= Vinberg's algorithm =

In mathematics, Vinberg's algorithm is an algorithm, introduced by Ernest Borisovich Vinberg, for finding a fundamental domain of a hyperbolic reflection group.

Conway (1983) used Vinberg's algorithm to describe the automorphism group of the 26-dimensional even unimodular Lorentzian lattice II_{25,1} in terms of the Leech lattice.

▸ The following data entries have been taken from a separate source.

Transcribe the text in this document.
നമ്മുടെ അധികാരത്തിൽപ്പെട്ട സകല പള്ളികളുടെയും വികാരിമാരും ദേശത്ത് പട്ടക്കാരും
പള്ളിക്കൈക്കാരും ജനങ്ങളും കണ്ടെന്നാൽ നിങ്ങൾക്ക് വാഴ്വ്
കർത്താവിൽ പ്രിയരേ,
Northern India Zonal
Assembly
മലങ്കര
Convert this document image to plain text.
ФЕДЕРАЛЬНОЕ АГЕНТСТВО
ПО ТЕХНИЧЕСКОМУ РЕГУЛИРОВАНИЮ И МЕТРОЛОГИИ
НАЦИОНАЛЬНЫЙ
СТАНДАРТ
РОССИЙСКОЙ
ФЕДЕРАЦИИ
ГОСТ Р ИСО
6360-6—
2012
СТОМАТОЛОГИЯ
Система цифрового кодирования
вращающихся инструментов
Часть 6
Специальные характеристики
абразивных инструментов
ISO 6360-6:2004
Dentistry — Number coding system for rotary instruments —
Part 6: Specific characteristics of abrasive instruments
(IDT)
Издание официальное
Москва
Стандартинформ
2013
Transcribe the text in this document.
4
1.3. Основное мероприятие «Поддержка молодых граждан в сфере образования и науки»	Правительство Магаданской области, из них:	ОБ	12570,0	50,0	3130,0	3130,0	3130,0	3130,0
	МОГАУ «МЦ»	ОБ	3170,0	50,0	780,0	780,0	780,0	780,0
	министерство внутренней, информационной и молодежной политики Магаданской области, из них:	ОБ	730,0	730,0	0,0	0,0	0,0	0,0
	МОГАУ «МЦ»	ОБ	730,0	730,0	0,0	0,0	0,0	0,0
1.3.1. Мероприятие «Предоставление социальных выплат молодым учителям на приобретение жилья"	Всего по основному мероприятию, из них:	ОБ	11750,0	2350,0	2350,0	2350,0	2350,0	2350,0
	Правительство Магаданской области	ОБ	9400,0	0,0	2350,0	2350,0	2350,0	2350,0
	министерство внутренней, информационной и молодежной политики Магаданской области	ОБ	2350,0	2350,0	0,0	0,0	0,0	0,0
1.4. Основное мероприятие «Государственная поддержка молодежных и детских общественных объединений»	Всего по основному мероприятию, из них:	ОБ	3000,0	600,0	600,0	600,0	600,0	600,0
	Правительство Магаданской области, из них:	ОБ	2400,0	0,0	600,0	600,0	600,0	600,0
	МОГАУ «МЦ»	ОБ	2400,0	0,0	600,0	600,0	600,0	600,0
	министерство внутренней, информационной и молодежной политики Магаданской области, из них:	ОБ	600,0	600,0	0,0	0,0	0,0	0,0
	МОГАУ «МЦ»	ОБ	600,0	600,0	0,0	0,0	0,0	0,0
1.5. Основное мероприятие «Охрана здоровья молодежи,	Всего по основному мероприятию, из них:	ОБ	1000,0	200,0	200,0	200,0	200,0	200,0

==Description of the algorithm==
Let $\Gamma < \mathrm{Isom}(\mathbb{H}^n)$ be a hyperbolic reflection group. Choose any point $v_0 \in \mathbb{H}^n$; we shall call it the basic (or initial) point. The fundamental domain $P_0$ of its stabilizer $\Gamma_{v_0}$ is a polyhedral cone in $\mathbb{H}^n$.
Let $H_1,...,H_m$ be the faces of this cone, and let $a_1,...,a_m$ be outer normal vectors to it. Consider the half-spaces $H_k^- = \{x \in \R^{n,1} |(x,a_k) \le 0\}.$

There exists a unique fundamental polyhedron $P$ of $\Gamma$ contained in $P_0$ and containing the point $v_0$. Its faces containing $v_0$ are formed by faces $H_1,...,H_m$ of the cone $P_0$. The other faces $H_{m+1},...$ and the corresponding outward normals $a_{m+1}, ...$ are constructed by induction. Namely, for $H_j$ we take a mirror such that the root $a_j$ orthogonal to it satisfies the conditions

(1) $(v_0,a_j) < 0$;

(2) $(a_i, a_j ) \le 0$ for all $i < j$;

(3) the distance $(v_0 , H_j)$ is minimum subject to constraints (1) and (2).